Ben Christensen is a software engineer at Facebook and prior to that he worked at Netflix working on the Netflix API Platform team responsible for fault tolerance, performance, architecture and scale while enabling millions of customers to access the Netflix experience across more than 1,000 different device types. In this talk Ben explains why someone should not couple the systems with binary dependencies and his experience working with distributed systems and microservices. He further explains if this trend is followed, one would easily fall into the mistake of optimizing for the short term, which ends up in costing down the road and resulting in a distributed monolith, which really starts to remove a lot of the benefits of the microservice architecture.

https://www.youtube.com/watch?v=-czp0Y4Z36Y

Microservices: Evolving Architecture Patterns in the Cloud by Adrian Trenaman

Gilt is a billion dollar e-commerce company, implemented a sophisticated microservices architecture on AWS to handle millions of customers visiting their site. In this talk, Adrian Trenaman from Gilt explains their experiences and lessons learned during the evolution from a single monolithic Rails application in a traditional data center to more than 300 Scala/Java microservices deployed in the cloud.

Also I would like to recommend you to go through two mores talks ( even though these two are not included in this list), Nike’s Journey into Microservices by Jason Robey and Microservices @ Spotify by Kevin Goldsmith.
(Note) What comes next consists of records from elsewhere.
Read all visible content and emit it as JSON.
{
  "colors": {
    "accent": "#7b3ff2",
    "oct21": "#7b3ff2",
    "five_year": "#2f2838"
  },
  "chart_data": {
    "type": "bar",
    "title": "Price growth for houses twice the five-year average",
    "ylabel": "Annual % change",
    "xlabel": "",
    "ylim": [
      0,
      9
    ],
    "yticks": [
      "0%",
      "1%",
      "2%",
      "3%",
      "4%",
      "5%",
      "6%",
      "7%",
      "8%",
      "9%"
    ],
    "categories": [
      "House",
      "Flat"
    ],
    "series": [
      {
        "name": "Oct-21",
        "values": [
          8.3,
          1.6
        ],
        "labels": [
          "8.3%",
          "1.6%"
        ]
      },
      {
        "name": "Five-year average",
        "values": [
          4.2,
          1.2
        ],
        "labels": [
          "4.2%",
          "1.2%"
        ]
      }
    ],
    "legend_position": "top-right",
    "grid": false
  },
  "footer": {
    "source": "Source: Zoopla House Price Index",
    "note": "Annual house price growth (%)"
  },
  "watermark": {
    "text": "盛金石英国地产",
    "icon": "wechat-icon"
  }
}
https://www.youtube.com/watch?v=C4c0pkY4NgQ

Building Applications with Microservices, Docker and Nginx

As you read on Microservices and Docker, you will realize — Microservices and Docker are like a match made in heaven. This webinar by Nginx, explains how to approach application development with microservices — with Rick Nelson, Lead Solutions Architect at NGINX and Jérôme Petazzoni, Senior Engineer at Docker.